Una scoperta sensazionale quella avvenuta a fine febbraio nei fondali del mare di Genova, precisamente a Camogli, a 50 metri di profondità, nella zona di Porto Pidocchio, dove due sommozzatori hanno trovato il relitto di un galeone del ‘500, non era mai avvenuta in Italia una scoperta simile visto che generalmente il mare corrode completamente il legno non lasciandone più traccia. Invece sembrerebbe che questa volta la grande imbarcazione abbia resistito nel tempo e alla natura per arrivare fino a noi. Dopo alcuni accertamenti sembrerebbe trattarsi del “Santo Spirito”, uno dei più grandi galeoni italiani, naufragato al largo di Camogli nel 1579 nell’area marina protetta di Portofino.
A darne notizia è stata la Soprintendenza che ha subito avviato i lavori e gli studi, insieme ai carabinieri subacquei, per dare una precisa identità a questo colosso dei mari, fin da subito è stato definito un ritrovamento importante perché il primo di questo genere: “Questo è il primo relitto di quest’epoca in Italia dove possiamo condurre attività di ricerca – spiega Simon Luca Trigona, responsabile dell’archeologia subacquea della soprintendenza -. Il legno non si conserva, se non è coperto dal carico e questi scafi solitamente trasportano grano e stoffe che non potevano proteggere il fasciame. Di questa nave abbiamo una fiancata. Le operazioni di ricerca sul relitto, saranno complesse perché si trova a 50 metri, limite delle capacità della subacquea professionistica. Dovremo trovare i finanziamenti necessari per operare a questo quota”.
Da queste operazioni la speranza è che emergano molti reperti che, oltre a permettere una identificazione, potrebbero far conoscere meglio la storia della marineria di quel periodo. “Da un relitto di quest’epoca ci possiamo aspettare che emergano ceramiche, monete – sottolinea Alessandra Cabella, storica dell’arte, subacquea della Soprintendenza – ma anche strumenti di navigazione, come sestanti o sfere armillari, ma anche artiglierie, ancore. Tutti oggetti che potranno aiutarci a datare il relitto”. Ovviamente l’emozione più grande è stata quella dei due scopritori, Edoardo Sbaraini e Gabriele Succi: “Stavamo facendo un’immersione esplorativa quando la nostra attenzione è stata attirata da un’area coperta da reti da pesca abbandonate e altri indizi che annunciavano la presenza di un relitto non moderno, così abbiamo avvertito la soprintendenza”. Il sogno di ogni esploratori subacquei.

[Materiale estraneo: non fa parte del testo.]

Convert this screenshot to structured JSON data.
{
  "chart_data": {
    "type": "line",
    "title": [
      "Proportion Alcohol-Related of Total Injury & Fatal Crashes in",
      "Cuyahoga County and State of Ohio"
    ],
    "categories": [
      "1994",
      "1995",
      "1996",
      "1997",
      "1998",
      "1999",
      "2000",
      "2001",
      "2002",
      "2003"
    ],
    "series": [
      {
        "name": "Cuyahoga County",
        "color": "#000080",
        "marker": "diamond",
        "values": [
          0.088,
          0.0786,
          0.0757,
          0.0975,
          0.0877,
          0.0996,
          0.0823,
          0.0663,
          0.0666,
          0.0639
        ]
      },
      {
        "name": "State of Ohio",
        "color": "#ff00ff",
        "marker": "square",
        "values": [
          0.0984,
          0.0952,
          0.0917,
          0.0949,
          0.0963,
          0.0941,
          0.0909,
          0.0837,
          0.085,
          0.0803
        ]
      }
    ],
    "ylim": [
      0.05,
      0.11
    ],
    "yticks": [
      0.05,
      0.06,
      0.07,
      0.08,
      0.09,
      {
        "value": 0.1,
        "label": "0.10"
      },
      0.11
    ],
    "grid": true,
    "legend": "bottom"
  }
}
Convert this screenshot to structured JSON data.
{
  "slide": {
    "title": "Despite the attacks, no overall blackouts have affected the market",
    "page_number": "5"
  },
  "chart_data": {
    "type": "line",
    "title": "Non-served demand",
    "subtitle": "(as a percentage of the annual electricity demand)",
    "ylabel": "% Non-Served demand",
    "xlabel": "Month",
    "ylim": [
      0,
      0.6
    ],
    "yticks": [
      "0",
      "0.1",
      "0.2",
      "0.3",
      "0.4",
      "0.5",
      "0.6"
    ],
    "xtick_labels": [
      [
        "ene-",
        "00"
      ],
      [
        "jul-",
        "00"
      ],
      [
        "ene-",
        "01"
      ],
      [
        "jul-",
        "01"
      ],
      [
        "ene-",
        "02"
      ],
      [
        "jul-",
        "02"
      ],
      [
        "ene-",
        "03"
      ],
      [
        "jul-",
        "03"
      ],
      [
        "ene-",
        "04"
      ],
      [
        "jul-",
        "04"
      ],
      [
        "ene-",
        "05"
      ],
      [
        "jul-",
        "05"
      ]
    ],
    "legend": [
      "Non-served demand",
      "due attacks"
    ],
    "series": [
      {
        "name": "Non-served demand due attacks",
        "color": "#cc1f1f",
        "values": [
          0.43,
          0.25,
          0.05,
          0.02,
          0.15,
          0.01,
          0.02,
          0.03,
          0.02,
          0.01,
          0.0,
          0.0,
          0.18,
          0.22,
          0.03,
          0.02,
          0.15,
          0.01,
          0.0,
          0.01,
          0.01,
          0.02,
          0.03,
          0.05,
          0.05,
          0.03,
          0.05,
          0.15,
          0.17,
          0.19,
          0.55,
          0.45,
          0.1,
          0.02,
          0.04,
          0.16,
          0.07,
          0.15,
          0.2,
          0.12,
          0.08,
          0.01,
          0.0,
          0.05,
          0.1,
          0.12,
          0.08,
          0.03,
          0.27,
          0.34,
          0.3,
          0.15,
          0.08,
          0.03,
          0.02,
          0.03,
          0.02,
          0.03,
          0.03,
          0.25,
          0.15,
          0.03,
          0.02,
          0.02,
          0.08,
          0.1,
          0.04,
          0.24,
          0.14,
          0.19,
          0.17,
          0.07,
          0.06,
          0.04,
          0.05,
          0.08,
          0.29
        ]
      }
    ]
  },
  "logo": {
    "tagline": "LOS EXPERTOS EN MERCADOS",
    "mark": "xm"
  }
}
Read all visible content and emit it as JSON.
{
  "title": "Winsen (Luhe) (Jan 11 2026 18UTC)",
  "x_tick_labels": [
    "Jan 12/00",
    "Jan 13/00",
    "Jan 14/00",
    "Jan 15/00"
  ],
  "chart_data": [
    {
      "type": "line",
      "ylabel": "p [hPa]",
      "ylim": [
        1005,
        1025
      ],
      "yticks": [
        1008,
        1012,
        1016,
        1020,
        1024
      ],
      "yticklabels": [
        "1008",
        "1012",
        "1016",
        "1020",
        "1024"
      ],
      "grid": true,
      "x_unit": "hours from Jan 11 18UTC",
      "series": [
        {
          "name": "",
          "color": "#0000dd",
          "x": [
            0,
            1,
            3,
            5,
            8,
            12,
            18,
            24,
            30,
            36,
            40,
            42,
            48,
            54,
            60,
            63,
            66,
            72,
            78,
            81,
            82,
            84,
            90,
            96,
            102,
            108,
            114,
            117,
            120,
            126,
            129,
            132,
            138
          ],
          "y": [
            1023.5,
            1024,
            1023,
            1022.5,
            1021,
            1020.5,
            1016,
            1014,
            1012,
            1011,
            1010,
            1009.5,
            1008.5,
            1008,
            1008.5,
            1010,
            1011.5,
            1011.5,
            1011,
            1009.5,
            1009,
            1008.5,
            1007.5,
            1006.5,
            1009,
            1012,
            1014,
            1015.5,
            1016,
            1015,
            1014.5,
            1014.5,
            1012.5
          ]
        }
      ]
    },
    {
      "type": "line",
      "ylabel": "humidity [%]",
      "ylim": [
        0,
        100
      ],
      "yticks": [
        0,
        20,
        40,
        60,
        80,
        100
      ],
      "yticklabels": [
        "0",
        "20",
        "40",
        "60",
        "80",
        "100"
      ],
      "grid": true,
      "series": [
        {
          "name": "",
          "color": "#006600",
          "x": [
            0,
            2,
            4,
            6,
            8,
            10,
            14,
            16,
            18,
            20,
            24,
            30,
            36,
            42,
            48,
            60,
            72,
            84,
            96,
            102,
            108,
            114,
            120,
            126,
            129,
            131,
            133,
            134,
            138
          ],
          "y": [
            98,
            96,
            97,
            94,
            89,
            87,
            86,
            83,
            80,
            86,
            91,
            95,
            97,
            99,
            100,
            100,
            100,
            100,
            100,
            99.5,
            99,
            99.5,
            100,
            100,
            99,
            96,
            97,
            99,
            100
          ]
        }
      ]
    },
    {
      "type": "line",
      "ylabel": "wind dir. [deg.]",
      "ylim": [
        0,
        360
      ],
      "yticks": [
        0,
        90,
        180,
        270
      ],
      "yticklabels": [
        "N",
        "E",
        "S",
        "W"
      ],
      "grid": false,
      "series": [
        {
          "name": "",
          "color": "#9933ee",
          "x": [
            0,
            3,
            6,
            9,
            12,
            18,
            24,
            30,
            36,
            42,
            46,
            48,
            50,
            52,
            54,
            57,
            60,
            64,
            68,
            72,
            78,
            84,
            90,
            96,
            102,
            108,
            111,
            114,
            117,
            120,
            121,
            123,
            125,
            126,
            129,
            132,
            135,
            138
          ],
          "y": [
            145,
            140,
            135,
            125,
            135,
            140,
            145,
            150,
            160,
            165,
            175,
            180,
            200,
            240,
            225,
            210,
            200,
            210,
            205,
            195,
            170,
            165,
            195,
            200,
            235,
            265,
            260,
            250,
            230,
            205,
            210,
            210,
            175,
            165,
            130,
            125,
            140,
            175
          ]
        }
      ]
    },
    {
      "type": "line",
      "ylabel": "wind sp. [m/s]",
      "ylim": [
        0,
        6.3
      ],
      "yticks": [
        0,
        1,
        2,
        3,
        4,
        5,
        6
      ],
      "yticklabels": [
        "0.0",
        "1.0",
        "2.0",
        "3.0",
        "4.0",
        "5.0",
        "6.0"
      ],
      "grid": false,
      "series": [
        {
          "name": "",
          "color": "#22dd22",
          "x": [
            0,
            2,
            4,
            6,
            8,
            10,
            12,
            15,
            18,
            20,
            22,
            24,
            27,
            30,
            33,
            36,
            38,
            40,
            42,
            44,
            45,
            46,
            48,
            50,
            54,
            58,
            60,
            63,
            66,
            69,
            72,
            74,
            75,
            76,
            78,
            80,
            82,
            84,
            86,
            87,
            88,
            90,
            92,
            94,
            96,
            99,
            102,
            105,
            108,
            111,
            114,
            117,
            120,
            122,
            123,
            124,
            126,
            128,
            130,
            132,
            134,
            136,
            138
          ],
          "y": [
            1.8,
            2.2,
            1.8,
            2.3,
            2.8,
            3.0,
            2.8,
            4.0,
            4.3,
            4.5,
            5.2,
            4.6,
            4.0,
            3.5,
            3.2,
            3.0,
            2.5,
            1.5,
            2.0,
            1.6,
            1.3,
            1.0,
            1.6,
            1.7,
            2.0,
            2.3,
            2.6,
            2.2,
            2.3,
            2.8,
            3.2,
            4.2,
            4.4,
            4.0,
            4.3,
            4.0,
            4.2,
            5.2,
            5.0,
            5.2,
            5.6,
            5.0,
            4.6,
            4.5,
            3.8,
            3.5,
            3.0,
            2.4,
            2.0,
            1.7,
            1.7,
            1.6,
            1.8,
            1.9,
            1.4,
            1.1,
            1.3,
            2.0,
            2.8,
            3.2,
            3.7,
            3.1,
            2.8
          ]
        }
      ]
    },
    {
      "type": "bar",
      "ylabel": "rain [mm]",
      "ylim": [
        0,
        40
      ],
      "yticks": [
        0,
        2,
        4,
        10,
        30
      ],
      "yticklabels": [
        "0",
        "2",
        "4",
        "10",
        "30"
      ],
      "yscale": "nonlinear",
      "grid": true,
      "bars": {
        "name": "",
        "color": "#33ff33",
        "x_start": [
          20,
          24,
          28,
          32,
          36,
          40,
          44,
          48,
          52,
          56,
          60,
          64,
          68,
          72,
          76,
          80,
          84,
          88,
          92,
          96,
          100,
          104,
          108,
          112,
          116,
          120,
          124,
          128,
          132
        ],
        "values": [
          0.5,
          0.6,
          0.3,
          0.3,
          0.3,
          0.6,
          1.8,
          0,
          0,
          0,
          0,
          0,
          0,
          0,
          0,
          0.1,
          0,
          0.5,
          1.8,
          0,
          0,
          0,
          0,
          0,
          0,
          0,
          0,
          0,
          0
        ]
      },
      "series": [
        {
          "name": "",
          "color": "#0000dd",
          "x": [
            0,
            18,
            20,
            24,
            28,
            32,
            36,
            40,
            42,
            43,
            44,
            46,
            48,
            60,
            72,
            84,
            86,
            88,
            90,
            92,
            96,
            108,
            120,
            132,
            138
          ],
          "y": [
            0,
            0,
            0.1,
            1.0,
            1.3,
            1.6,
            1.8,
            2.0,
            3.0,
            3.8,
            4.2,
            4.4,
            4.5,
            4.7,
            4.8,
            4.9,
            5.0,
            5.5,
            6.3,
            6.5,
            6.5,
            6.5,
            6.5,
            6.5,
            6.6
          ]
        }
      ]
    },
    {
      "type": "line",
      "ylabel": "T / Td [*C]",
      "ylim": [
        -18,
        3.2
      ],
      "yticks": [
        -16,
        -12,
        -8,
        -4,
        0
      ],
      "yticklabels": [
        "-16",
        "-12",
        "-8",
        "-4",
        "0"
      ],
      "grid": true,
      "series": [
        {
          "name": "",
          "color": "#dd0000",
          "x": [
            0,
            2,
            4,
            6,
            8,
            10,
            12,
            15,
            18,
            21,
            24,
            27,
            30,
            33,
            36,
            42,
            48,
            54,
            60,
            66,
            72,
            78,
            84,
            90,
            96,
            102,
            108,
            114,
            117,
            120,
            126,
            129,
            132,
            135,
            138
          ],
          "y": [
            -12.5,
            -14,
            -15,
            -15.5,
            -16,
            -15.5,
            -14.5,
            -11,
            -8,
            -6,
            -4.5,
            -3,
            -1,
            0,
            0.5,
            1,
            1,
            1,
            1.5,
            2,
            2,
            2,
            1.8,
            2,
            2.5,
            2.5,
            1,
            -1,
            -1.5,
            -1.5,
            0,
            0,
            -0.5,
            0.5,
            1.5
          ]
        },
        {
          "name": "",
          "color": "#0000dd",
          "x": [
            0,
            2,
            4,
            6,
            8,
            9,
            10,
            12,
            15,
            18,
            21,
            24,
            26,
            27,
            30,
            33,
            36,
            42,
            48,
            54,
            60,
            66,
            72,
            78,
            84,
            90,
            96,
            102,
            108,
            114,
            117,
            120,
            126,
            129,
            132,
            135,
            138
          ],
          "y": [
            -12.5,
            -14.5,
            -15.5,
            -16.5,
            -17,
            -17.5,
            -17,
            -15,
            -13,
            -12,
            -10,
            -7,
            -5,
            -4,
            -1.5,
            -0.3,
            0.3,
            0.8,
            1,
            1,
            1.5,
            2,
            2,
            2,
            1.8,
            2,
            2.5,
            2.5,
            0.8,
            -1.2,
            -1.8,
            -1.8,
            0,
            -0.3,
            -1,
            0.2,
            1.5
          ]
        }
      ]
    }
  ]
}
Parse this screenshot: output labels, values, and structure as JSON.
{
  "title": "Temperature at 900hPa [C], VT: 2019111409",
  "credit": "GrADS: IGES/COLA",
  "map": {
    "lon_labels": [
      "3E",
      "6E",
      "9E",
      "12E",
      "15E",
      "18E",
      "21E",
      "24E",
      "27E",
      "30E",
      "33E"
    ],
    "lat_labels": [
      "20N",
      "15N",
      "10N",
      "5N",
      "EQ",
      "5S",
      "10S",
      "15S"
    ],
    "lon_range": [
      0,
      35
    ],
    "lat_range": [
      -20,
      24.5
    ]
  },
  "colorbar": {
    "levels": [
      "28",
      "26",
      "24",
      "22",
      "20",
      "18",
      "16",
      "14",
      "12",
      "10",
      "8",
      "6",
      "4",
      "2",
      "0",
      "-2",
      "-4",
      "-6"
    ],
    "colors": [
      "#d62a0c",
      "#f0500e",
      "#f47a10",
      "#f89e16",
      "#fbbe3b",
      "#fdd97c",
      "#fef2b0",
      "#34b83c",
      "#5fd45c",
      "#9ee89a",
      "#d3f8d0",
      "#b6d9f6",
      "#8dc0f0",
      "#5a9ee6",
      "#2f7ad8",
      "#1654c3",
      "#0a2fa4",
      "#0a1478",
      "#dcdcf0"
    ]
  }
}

Il galeone Santo Spirito è stato oggetto di molte ricerche a partire dagli anni ’70, in particolare attraverso lo studio di documenti conservati a Genova e in numerosi altri archivi italiani ed europei. La sua storia inizia nel porto di Ragusa di Dalmazia l’odierna Dubrovnik (Croazia), armata e pronta a salpare l’imbarcazione si era poi fermata a Genova per riparazioni urgenti dopo essere stata danneggiata durante un fortunale, il suo equipaggio era già stato decimato a causa della peste. Il 28 ottobre 1579 salpò verso Napoli per consegnare cinque cannoni di bronzo prodotti dalle fonderie genovesi con relative munizioni, ma la tempesta la fece schiantare sugli scogli. In quel frangente gli abitanti di Ruta e San Rocco scesero dai monti e riuscirono a salvare tutti i membri dell’equipaggio.